Wasserstoff ist das leichteste und häufigste Element im Universum. Als chemisches Element mit der Ordnungszahl 1 kommt es in der Natur meist gebunden vor, vor allem in Wasser und organischen Verbindungen. In technischer und wissenschaftlicher Hinsicht ist Wasserstoff wegen seiner chemischen Reaktivität, seiner Rolle bei Kernfusionsprozessen und als möglicher Energieträger von großem Interesse.
Eigenschaften und Vorkommen
Elementarer Wasserstoff liegt auf der Erde überwiegend als molekulares Gas (H2) vor; das Gas ist farb- und geruchlos. Aufgrund seiner geringen Dichte und hohen Reaktionsfreudigkeit wird Wasserstoff häufig in Industrieprozessen eingesetzt, etwa bei der Ammoniaksynthese, in Raffinerien und als Reduktionsmittel. In der Atmosphäre ist elementarer Wasserstoff nur in Spuren vorhanden, während er in Wasser (H2O) und in organischen Molekülen gebunden sehr verbreitet ist.
Isotope des Wasserstoffs
Wasserstoff besitzt mehrere Isotope. Eine zusammenfassende Übersicht bietet die Gruppe der Wasserstoffisotope. Die drei gebräuchlichsten sind:
- Protium (1H): das häufigste Isotop mit einem Proton und keinem Neutron; kein spezielles Namenssymbol notwendig.
- Deuterium (2H oder D): enthält ein zusätzliches Neutron. Deuterium kommt in der Natur in geringen Anteilen vor und wird technisch unter anderem für Schwerwasser und als Isotopenmarker verwendet.
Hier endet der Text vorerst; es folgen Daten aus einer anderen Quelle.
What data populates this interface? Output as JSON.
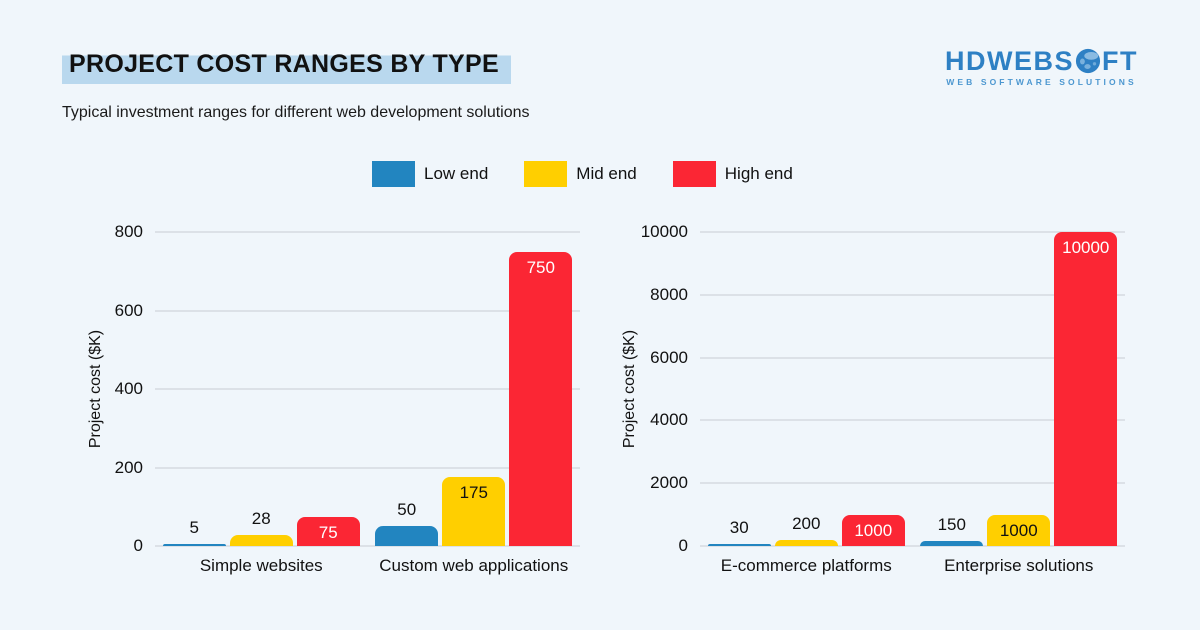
{
  "theme": {
    "background": "#f0f6fb",
    "title_highlight": "#b9d8ee",
    "logo_blue": "#2e80c4",
    "logo_blue_light": "#4c97d0",
    "grid_color": "#dce1e7",
    "text_color": "#111111"
  },
  "header": {
    "title": "PROJECT COST RANGES BY TYPE",
    "subtitle": "Typical investment ranges for different web development solutions"
  },
  "logo": {
    "text_before_globe": "HDWEBS",
    "text_after_globe": "FT",
    "globe_icon": "globe-icon",
    "tagline": "WEB SOFTWARE SOLUTIONS"
  },
  "legend": {
    "items": [
      {
        "label": "Low end",
        "color": "#2285c0"
      },
      {
        "label": "Mid end",
        "color": "#ffcf00"
      },
      {
        "label": "High end",
        "color": "#fb2634"
      }
    ]
  },
  "chart_data": [
    {
      "type": "bar",
      "title": "",
      "ylabel": "Project cost ($K)",
      "ylim": [
        0,
        800
      ],
      "yticks": [
        0,
        200,
        400,
        600,
        800
      ],
      "grid": true,
      "legend_position": "top",
      "ylabel_center_offset": -59,
      "categories": [
        "Simple websites",
        "Custom web applications"
      ],
      "series": [
        {
          "name": "Low end",
          "color": "#2285c0",
          "values": [
            5,
            50
          ],
          "inside_label_color": "#ffffff"
        },
        {
          "name": "Mid end",
          "color": "#ffcf00",
          "values": [
            28,
            175
          ],
          "inside_label_color": "#111111"
        },
        {
          "name": "High end",
          "color": "#fb2634",
          "values": [
            75,
            750
          ],
          "inside_label_color": "#ffffff"
        }
      ]
    },
    {
      "type": "bar",
      "title": "",
      "ylabel": "Project cost ($K)",
      "ylim": [
        0,
        10000
      ],
      "yticks": [
        0,
        2000,
        4000,
        6000,
        8000,
        10000
      ],
      "grid": true,
      "legend_position": "top",
      "ylabel_center_offset": -70,
      "categories": [
        "E-commerce platforms",
        "Enterprise solutions"
      ],
      "series": [
        {
          "name": "Low end",
          "color": "#2285c0",
          "values": [
            30,
            150
          ],
          "inside_label_color": "#ffffff"
        },
        {
          "name": "Mid end",
          "color": "#ffcf00",
          "values": [
            200,
            1000
          ],
          "inside_label_color": "#111111"
        },
        {
          "name": "High end",
          "color": "#fb2634",
          "values": [
            1000,
            10000
          ],
          "inside_label_color": "#ffffff"
        }
      ]
    }
  ]
}
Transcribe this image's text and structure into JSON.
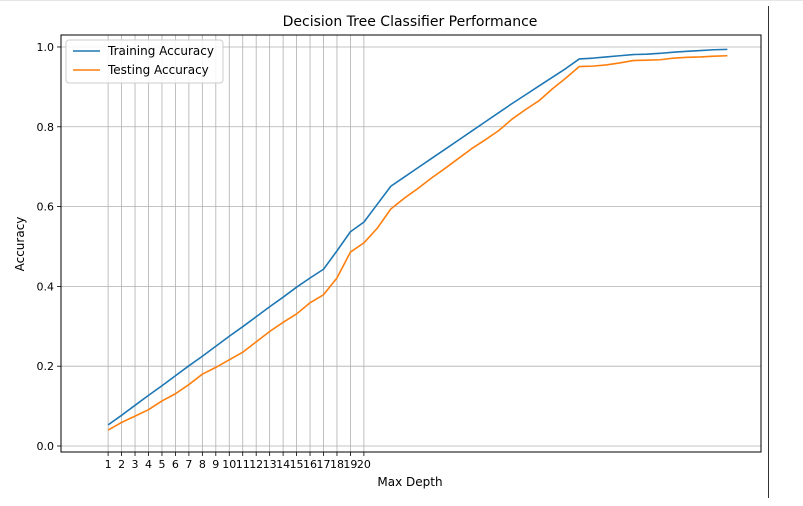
{
  "chart_data": {
    "type": "line",
    "title": "Decision Tree Classifier Performance",
    "xlabel": "Max Depth",
    "ylabel": "Accuracy",
    "xlim": [
      -2.5,
      49.5
    ],
    "ylim": [
      -0.015,
      1.03
    ],
    "xticks": [
      1,
      2,
      3,
      4,
      5,
      6,
      7,
      8,
      9,
      10,
      11,
      12,
      13,
      14,
      15,
      16,
      17,
      18,
      19,
      20
    ],
    "xtick_labels": [
      "1",
      "2",
      "3",
      "4",
      "5",
      "6",
      "7",
      "8",
      "9",
      "10",
      "11",
      "12",
      "13",
      "14",
      "15",
      "16",
      "17",
      "18",
      "19",
      "20"
    ],
    "yticks": [
      0.0,
      0.2,
      0.4,
      0.6,
      0.8,
      1.0
    ],
    "ytick_labels": [
      "0.0",
      "0.2",
      "0.4",
      "0.6",
      "0.8",
      "1.0"
    ],
    "grid": true,
    "legend_position": "upper left",
    "x": [
      1,
      2,
      3,
      4,
      5,
      6,
      7,
      8,
      9,
      10,
      11,
      12,
      13,
      14,
      15,
      16,
      17,
      18,
      19,
      20,
      21,
      22,
      23,
      24,
      25,
      26,
      27,
      28,
      29,
      30,
      31,
      32,
      33,
      34,
      35,
      36,
      37,
      38,
      39,
      40,
      41,
      42,
      43,
      44,
      45,
      46,
      47
    ],
    "series": [
      {
        "name": "Training Accuracy",
        "color": "#1f77b4",
        "values": [
          0.053,
          0.077,
          0.102,
          0.127,
          0.151,
          0.176,
          0.201,
          0.225,
          0.25,
          0.275,
          0.299,
          0.324,
          0.349,
          0.373,
          0.398,
          0.421,
          0.443,
          0.489,
          0.537,
          0.561,
          0.606,
          0.651,
          0.674,
          0.697,
          0.72,
          0.743,
          0.766,
          0.789,
          0.812,
          0.835,
          0.858,
          0.88,
          0.902,
          0.924,
          0.946,
          0.97,
          0.972,
          0.975,
          0.978,
          0.981,
          0.982,
          0.984,
          0.987,
          0.989,
          0.991,
          0.993,
          0.994
        ]
      },
      {
        "name": "Testing Accuracy",
        "color": "#ff7f0e",
        "values": [
          0.04,
          0.059,
          0.075,
          0.091,
          0.113,
          0.131,
          0.154,
          0.18,
          0.197,
          0.216,
          0.235,
          0.261,
          0.287,
          0.31,
          0.331,
          0.359,
          0.379,
          0.421,
          0.486,
          0.509,
          0.546,
          0.594,
          0.621,
          0.645,
          0.671,
          0.695,
          0.72,
          0.745,
          0.767,
          0.79,
          0.819,
          0.843,
          0.865,
          0.895,
          0.922,
          0.951,
          0.952,
          0.955,
          0.96,
          0.966,
          0.967,
          0.968,
          0.972,
          0.974,
          0.975,
          0.977,
          0.978
        ]
      }
    ]
  }
}
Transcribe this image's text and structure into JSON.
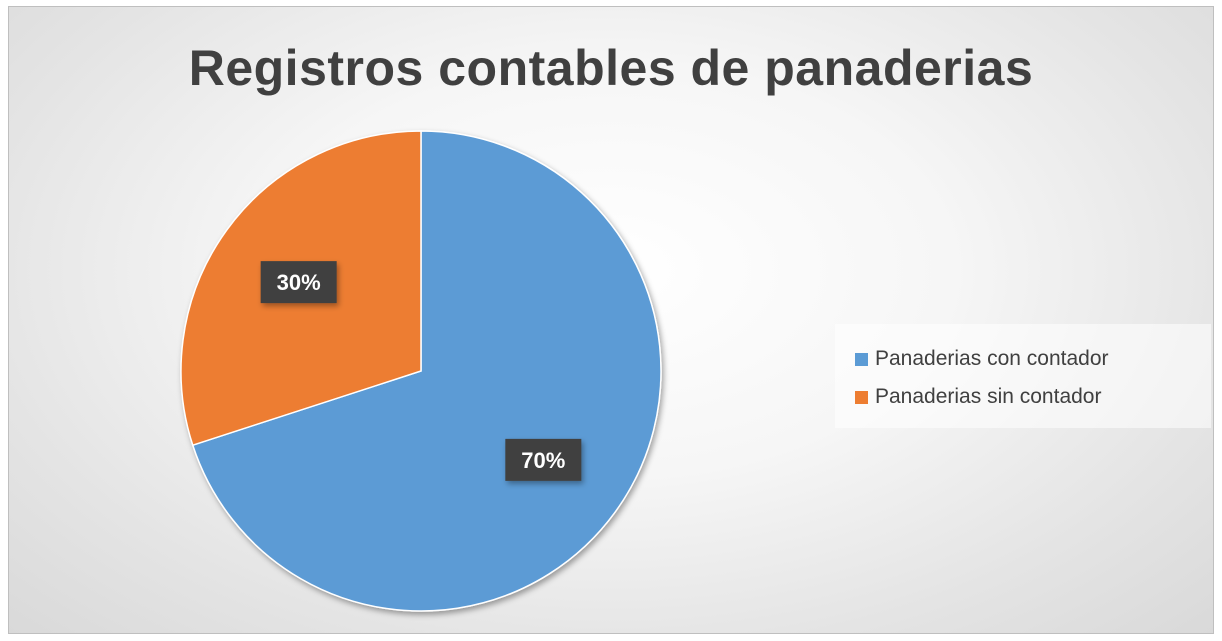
{
  "chart_data": {
    "type": "pie",
    "title": "Registros contables de panaderias",
    "categories": [
      "Panaderias con contador",
      "Panaderias sin contador"
    ],
    "values": [
      70,
      30
    ],
    "data_labels": [
      "70%",
      "30%"
    ],
    "colors": [
      "#5b9bd5",
      "#ed7d31"
    ],
    "legend_position": "right"
  }
}
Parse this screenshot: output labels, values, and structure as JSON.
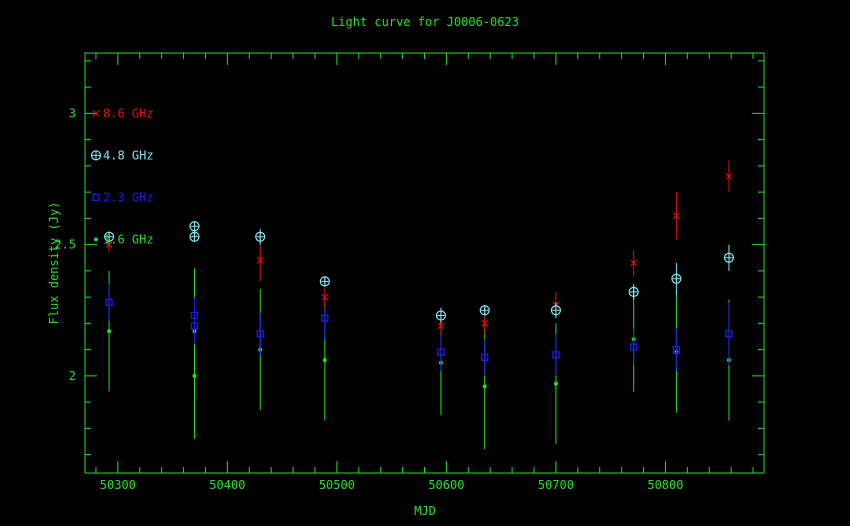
{
  "chart_data": {
    "type": "scatter",
    "title": "Light curve for J0006-0623",
    "xlabel": "MJD",
    "ylabel": "Flux density (Jy)",
    "xlim": [
      50270,
      50890
    ],
    "ylim": [
      1.63,
      3.23
    ],
    "x_ticks": [
      50300,
      50400,
      50500,
      50600,
      50700,
      50800
    ],
    "y_ticks": [
      2,
      2.5,
      3
    ],
    "grid": false,
    "legend_position": "top-left",
    "series": [
      {
        "name": "8.6 GHz",
        "color": "#e01010",
        "marker": "cross",
        "points": [
          {
            "x": 50292,
            "y": 2.5,
            "err": 0.03
          },
          {
            "x": 50370,
            "y": 2.54,
            "err": 0.03
          },
          {
            "x": 50430,
            "y": 2.44,
            "err": 0.08
          },
          {
            "x": 50489,
            "y": 2.3,
            "err": 0.04
          },
          {
            "x": 50595,
            "y": 2.19,
            "err": 0.04
          },
          {
            "x": 50635,
            "y": 2.2,
            "err": 0.04
          },
          {
            "x": 50700,
            "y": 2.27,
            "err": 0.05
          },
          {
            "x": 50771,
            "y": 2.43,
            "err": 0.05
          },
          {
            "x": 50810,
            "y": 2.61,
            "err": 0.09
          },
          {
            "x": 50858,
            "y": 2.76,
            "err": 0.06
          }
        ]
      },
      {
        "name": "4.8 GHz",
        "color": "#7fe6f0",
        "marker": "circle-plus",
        "points": [
          {
            "x": 50292,
            "y": 2.53,
            "err": 0.02
          },
          {
            "x": 50370,
            "y": 2.57,
            "err": 0.02
          },
          {
            "x": 50370,
            "y": 2.53,
            "err": 0.02
          },
          {
            "x": 50430,
            "y": 2.53,
            "err": 0.03
          },
          {
            "x": 50489,
            "y": 2.36,
            "err": 0.02
          },
          {
            "x": 50595,
            "y": 2.23,
            "err": 0.03
          },
          {
            "x": 50635,
            "y": 2.25,
            "err": 0.02
          },
          {
            "x": 50700,
            "y": 2.25,
            "err": 0.03
          },
          {
            "x": 50771,
            "y": 2.32,
            "err": 0.03
          },
          {
            "x": 50810,
            "y": 2.37,
            "err": 0.06
          },
          {
            "x": 50858,
            "y": 2.45,
            "err": 0.05
          }
        ]
      },
      {
        "name": "2.3 GHz",
        "color": "#1c1cf0",
        "marker": "square",
        "points": [
          {
            "x": 50292,
            "y": 2.28,
            "err": 0.07
          },
          {
            "x": 50370,
            "y": 2.23,
            "err": 0.07
          },
          {
            "x": 50370,
            "y": 2.19,
            "err": 0.07
          },
          {
            "x": 50430,
            "y": 2.16,
            "err": 0.08
          },
          {
            "x": 50489,
            "y": 2.22,
            "err": 0.08
          },
          {
            "x": 50595,
            "y": 2.09,
            "err": 0.07
          },
          {
            "x": 50635,
            "y": 2.07,
            "err": 0.07
          },
          {
            "x": 50700,
            "y": 2.08,
            "err": 0.08
          },
          {
            "x": 50771,
            "y": 2.11,
            "err": 0.07
          },
          {
            "x": 50810,
            "y": 2.1,
            "err": 0.08
          },
          {
            "x": 50858,
            "y": 2.16,
            "err": 0.12
          }
        ]
      },
      {
        "name": "1.6 GHz",
        "color": "#22e022",
        "marker": "dot",
        "points": [
          {
            "x": 50292,
            "y": 2.17,
            "err": 0.23
          },
          {
            "x": 50370,
            "y": 2.17,
            "err": 0.24
          },
          {
            "x": 50370,
            "y": 2.0,
            "err": 0.24
          },
          {
            "x": 50430,
            "y": 2.1,
            "err": 0.23
          },
          {
            "x": 50489,
            "y": 2.06,
            "err": 0.23
          },
          {
            "x": 50595,
            "y": 2.05,
            "err": 0.2
          },
          {
            "x": 50635,
            "y": 1.96,
            "err": 0.24
          },
          {
            "x": 50700,
            "y": 1.97,
            "err": 0.23
          },
          {
            "x": 50771,
            "y": 2.14,
            "err": 0.2
          },
          {
            "x": 50810,
            "y": 2.09,
            "err": 0.23
          },
          {
            "x": 50858,
            "y": 2.06,
            "err": 0.23
          }
        ]
      }
    ]
  },
  "colors": {
    "axis": "#22e022",
    "title": "#22e022",
    "background": "#000000"
  }
}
- Tritium (3H oder T): ein radioaktives Isotop mit zwei Neutronen. Tritium entsteht natürlich in sehr kleinen Mengen und wird auch künstlich hergestellt.
Zusätzlich konnten in Laboren kurzlebige Isotope wie 4H bis 7H erzeugt werden; diese sind extrem instabil und treten in der Natur nicht auf. Zu Tritium sei angemerkt, dass es radioaktiv ist (siehe Radioaktivität) und eine mittlere Zerfallszeit besitzt, die typischerweise mit etwa einem Dutzend Jahren in der Literatur beschrieben wird.
Benennung und Konventionen
Für Deuterium und Tritium werden häufig die Symbole D bzw. T benutzt, doch empfiehlt die internationale Normierung normalerweise die Schreibweise mit Massenzahl (1H, 2H, 3H). Hinweise zur bevorzugten Nomenklatur finden sich bei wissenschaftlichen Gremien wie der IUPAC. In der Praxis sind die traditionellen Kurzzeichen jedoch weit verbreitet.
Geschichte und Entdeckung
Das Element Wasserstoff wurde im 18. Jahrhundert als eigenständiges Gas erkannt und später als Element klassifiziert. Die schweren Isotope wurden im 20. Jahrhundert entdeckt und zu Untersuchungen in der Kernphysik und Chemie verwendet. Deuterium ermöglichte neue Methoden in der Spektroskopie, Tritium wurde in frühe Kernfusionsversuche und als Strahlungsquelle eingesetzt.
Verwendung und Bedeutung
Wasserstoff ist vielseitig einsetzbar: chemisch als Ausgangsstoff für Synthesen, technisch in der Petrochemie, energetisch in Brennstoffzellen und als Treibstoff (z. B. in der Raumfahrt in Form reaktiver Wasserstoff-Sauerstoff-Triebwerke). Deuterium spielt eine Rolle in Reaktoren mit Schwerwassermoderation und in analytischen Verfahren; Tritium wird als Tracer in Umwelt- und Forschungsstudien sowie in bestimmten Leuchtmitteln und der Fusionsforschung verwendet. Die Entwicklung einer wasserstoffbasierten Energieinfrastruktur gilt als Schlüsselthema für die Energiewende.
Besondere Fakten und Unterscheidungen
- Wasserstoff ist das einzige Element, dessen Standardisotope eigene gebräuchliche Namen (Protium, Deuterium, Tritium) tragen.
- Die Isotope unterscheiden sich nur in der Neutronenzahl, was zu relevanten Unterschieden in physikalischen und kernphysikalischen Eigenschaften führt.
- Praktische Fragen wie Lagerung, Transport und Sicherheit sind bei der Nutzung von Wasserstoff als Energieträger besonders wichtig.